By eliminating the need to authenticate on every request, the amortized response time improved dramatically. Before introducing session caching, a full API round trip often took several seconds due to repeated login and navigation flows. After caching authenticated sessions in Redis, the same requests consistently completed in under 300 ms.
This change also made the API more resilient. During traffic spikes, fewer authentication requests meant less load on the downstream server. The API spent more time doing useful work and less time repeating setup steps that had already been completed moments earlier.
Building For Users
For a long time, this API existed in a comfortable space where if a request returned the right data, the system was considered successful. That definition held up while usage was small and predictable, but it didn’t survive exposure to real traffic and real user behavior.

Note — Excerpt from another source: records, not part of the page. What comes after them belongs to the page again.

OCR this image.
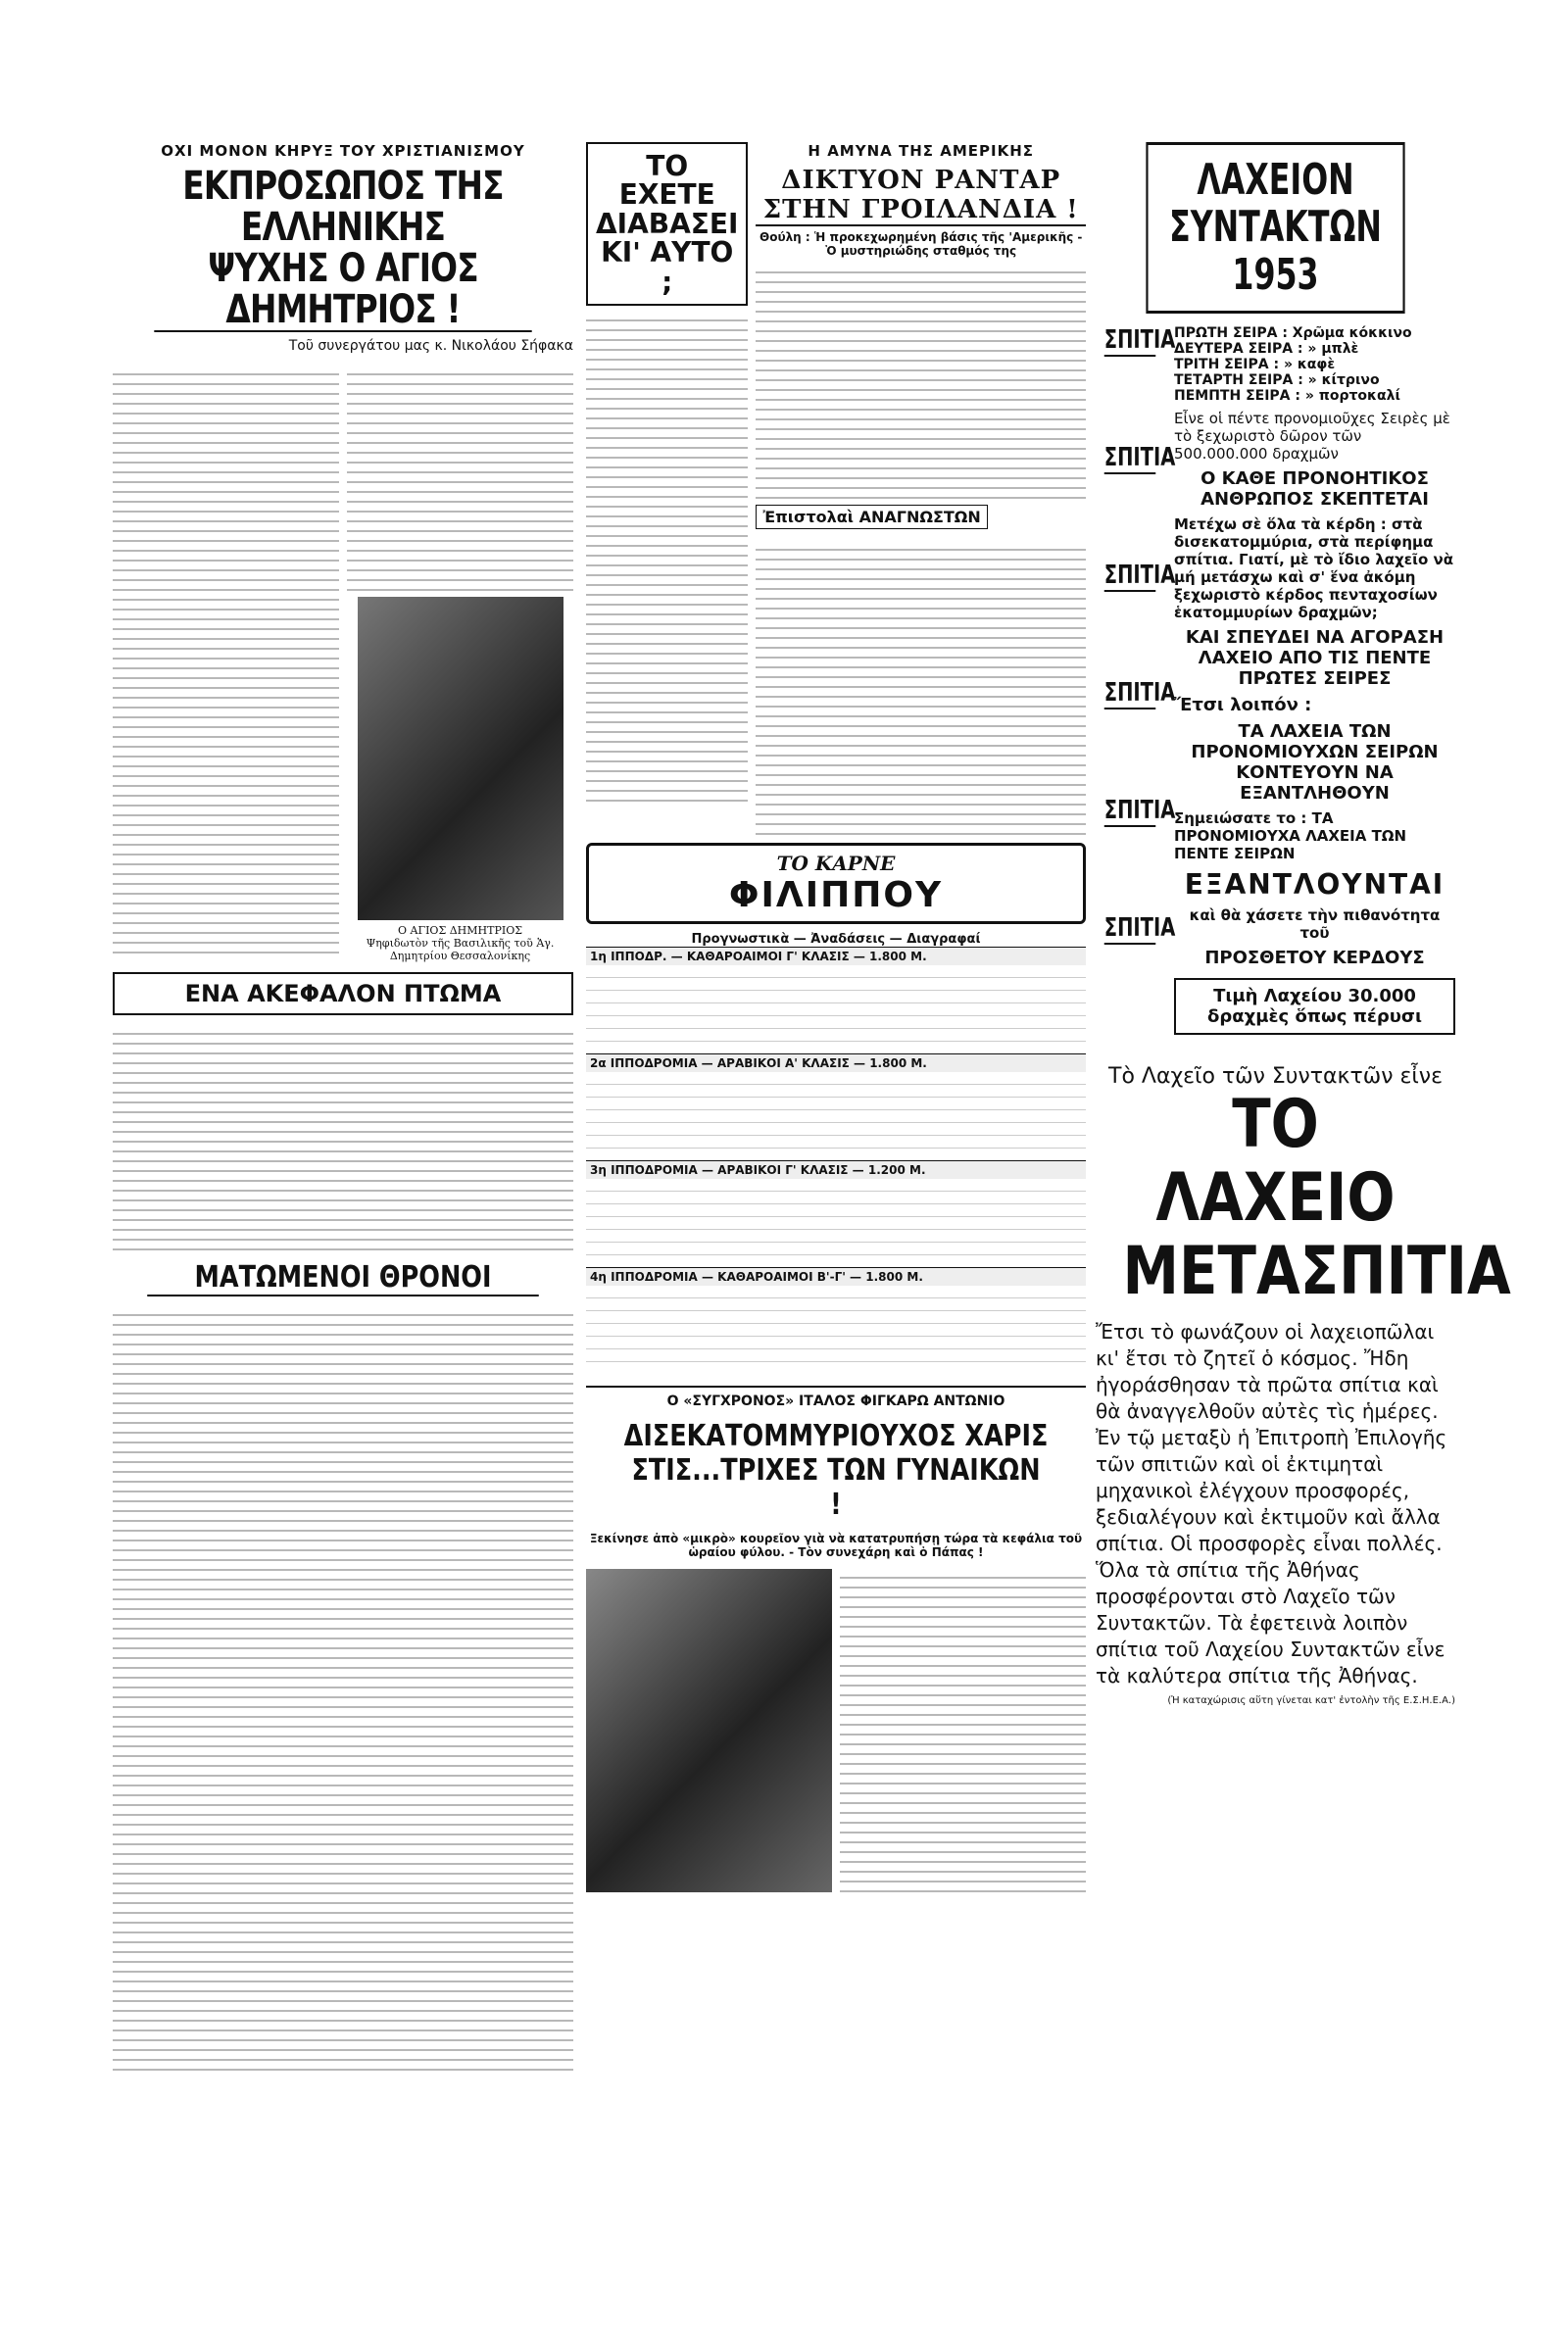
ΟΧΙ ΜΟΝΟΝ ΚΗΡΥΞ ΤΟΥ ΧΡΙΣΤΙΑΝΙΣΜΟΥ
ΕΚΠΡΟΣΩΠΟΣ ΤΗΣ ΕΛΛΗΝΙΚΗΣ
ΨΥΧΗΣ Ο ΑΓΙΟΣ ΔΗΜΗΤΡΙΟΣ !
Τοῦ συνεργάτου μας κ. Νικολάου Σήφακα
Ο ΑΓΙΟΣ ΔΗΜΗΤΡΙΟΣ
Ψηφιδωτὸν τῆς Βασιλικῆς τοῦ Ἁγ. Δημητρίου Θεσσαλονίκης
ΕΝΑ ΑΚΕΦΑΛΟΝ ΠΤΩΜΑ
ΜΑΤΩΜΕΝΟΙ ΘΡΟΝΟΙ
ΤΟ ΕΧΕΤΕ ΔΙΑΒΑΣΕΙ ΚΙ' ΑΥΤΟ ;
Η ΑΜΥΝΑ ΤΗΣ ΑΜΕΡΙΚΗΣ
ΔΙΚΤΥΟΝ ΡΑΝΤΑΡ
ΣΤΗΝ ΓΡΟΙΛΑΝΔΙΑ !
Θούλη : Ἡ προκεχωρημένη βάσις τῆς 'Αμερικῆς - Ὁ μυστηριώδης σταθμός της
Ἐπιστολαὶ ΑΝΑΓΝΩΣΤΩΝ
ΤΟ ΚΑΡΝΕ
ΦΙΛΙΠΠΟΥ
Προγνωστικὰ — Ἀναδάσεις — Διαγραφαί
1η ΙΠΠΟΔΡ. — ΚΑΘΑΡΟΑΙΜΟΙ Γ' ΚΛΑΣΙΣ — 1.800 Μ.
2α ΙΠΠΟΔΡΟΜΙΑ — ΑΡΑΒΙΚΟΙ Α' ΚΛΑΣΙΣ — 1.800 Μ.
3η ΙΠΠΟΔΡΟΜΙΑ — ΑΡΑΒΙΚΟΙ Γ' ΚΛΑΣΙΣ — 1.200 Μ.
4η ΙΠΠΟΔΡΟΜΙΑ — ΚΑΘΑΡΟΑΙΜΟΙ Β'-Γ' — 1.800 Μ.
Ο «ΣΥΓΧΡΟΝΟΣ» ΙΤΑΛΟΣ ΦΙΓΚΑΡΩ ΑΝΤΩΝΙΟ
ΔΙΣΕΚΑΤΟΜΜΥΡΙΟΥΧΟΣ ΧΑΡΙΣ
ΣΤΙΣ...ΤΡΙΧΕΣ ΤΩΝ ΓΥΝΑΙΚΩΝ !
Ξεκίνησε ἀπὸ «μικρὸ» κουρεῖον γιὰ νὰ κατατρυπήσῃ τώρα τὰ κεφάλια τοῦ ὡραίου φύλου. - Τὸν συνεχάρη καὶ ὁ Πάπας !
ΛΑΧΕΙΟΝ ΣΥΝΤΑΚΤΩΝ 1953
ΣΠΙΤΙΑ
ΣΠΙΤΙΑ
ΣΠΙΤΙΑ
ΣΠΙΤΙΑ
ΣΠΙΤΙΑ
ΣΠΙΤΙΑ
ΠΡΩΤΗ ΣΕΙΡΑ : Χρῶμα κόκκινο
ΔΕΥΤΕΡΑ ΣΕΙΡΑ : » μπλὲ
ΤΡΙΤΗ ΣΕΙΡΑ : » καφὲ
ΤΕΤΑΡΤΗ ΣΕΙΡΑ : » κίτρινο
ΠΕΜΠΤΗ ΣΕΙΡΑ : » πορτοκαλί

Εἶνε οἱ πέντε προνομιοῦχες Σειρὲς μὲ τὸ ξεχωριστὸ δῶρον τῶν 500.000.000 δραχμῶν

Ο ΚΑΘΕ ΠΡΟΝΟΗΤΙΚΟΣ ΑΝΘΡΩΠΟΣ ΣΚΕΠΤΕΤΑΙ

Μετέχω σὲ ὅλα τὰ κέρδη : στὰ δισεκατομμύρια, στὰ περίφημα σπίτια. Γιατί, μὲ τὸ ἴδιο λαχεῖο νὰ μή μετάσχω καὶ σ' ἕνα ἀκόμη ξεχωριστὸ κέρδος πενταχοσίων ἑκατομμυρίων δραχμῶν;

ΚΑΙ ΣΠΕΥΔΕΙ ΝΑ ΑΓΟΡΑΣΗ ΛΑΧΕΙΟ ΑΠΟ ΤΙΣ ΠΕΝΤΕ ΠΡΩΤΕΣ ΣΕΙΡΕΣ

Ἔτσι λοιπόν :

ΤΑ ΛΑΧΕΙΑ ΤΩΝ ΠΡΟΝΟΜΙΟΥΧΩΝ ΣΕΙΡΩΝ ΚΟΝΤΕΥΟΥΝ ΝΑ ΕΞΑΝΤΛΗΘΟΥΝ

Σημειώσατε το : ΤΑ ΠΡΟΝΟΜΙΟΥΧΑ ΛΑΧΕΙΑ ΤΩΝ ΠΕΝΤΕ ΣΕΙΡΩΝ

ΕΞΑΝΤΛΟΥΝΤΑΙ

καὶ θὰ χάσετε τὴν πιθανότητα τοῦ

ΠΡΟΣΘΕΤΟΥ ΚΕΡΔΟΥΣ

Τιμὴ Λαχείου 30.000 δραχμὲς ὅπως πέρυσι
Τὸ Λαχεῖο τῶν Συντακτῶν εἶνε
ΤΟ ΛΑΧΕΙΟ
ΜΕΤΑΣΠΙΤΙΑ
Ἔτσι τὸ φωνάζουν οἱ λαχειοπῶλαι κι' ἔτσι τὸ ζητεῖ ὁ κόσμος. Ἤδη ἠγοράσθησαν τὰ πρῶτα σπίτια καὶ θὰ ἀναγγελθοῦν αὐτὲς τὶς ἡμέρες. Ἐν τῷ μεταξὺ ἡ Ἐπιτροπὴ Ἐπιλογῆς τῶν σπιτιῶν καὶ οἱ ἐκτιμηταὶ μηχανικοὶ ἐλέγχουν προσφορές, ξεδιαλέγουν καὶ ἐκτιμοῦν καὶ ἄλλα σπίτια. Οἱ προσφορὲς εἶναι πολλές. Ὅλα τὰ σπίτια τῆς Ἀθήνας προσφέρονται στὸ Λαχεῖο τῶν Συντακτῶν. Τὰ ἐφετεινὰ λοιπὸν σπίτια τοῦ Λαχείου Συντακτῶν εἶνε τὰ καλύτερα σπίτια τῆς Ἀθήνας.
(Ἡ καταχώρισις αὕτη γίνεται κατ' ἐντολὴν τῆς Ε.Σ.Η.Ε.Α.)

What stood out most was how little of this could have been anticipated in isolation. None of these issues appeared during development, and none would have surfaced without real users interacting with the API in ways I hadn’t planned for.
In the end, the most meaningful part of this project wasn’t the technology stack or the optimizations themselves, but the shift in perspective they forced.
There’s a unique satisfaction in addressing issues that matter outside of a development environment. Each iteration sharpens both the system and my own understanding of what it means to engineer software in production.
The API is publicly available here and the source code is open-source on Github here.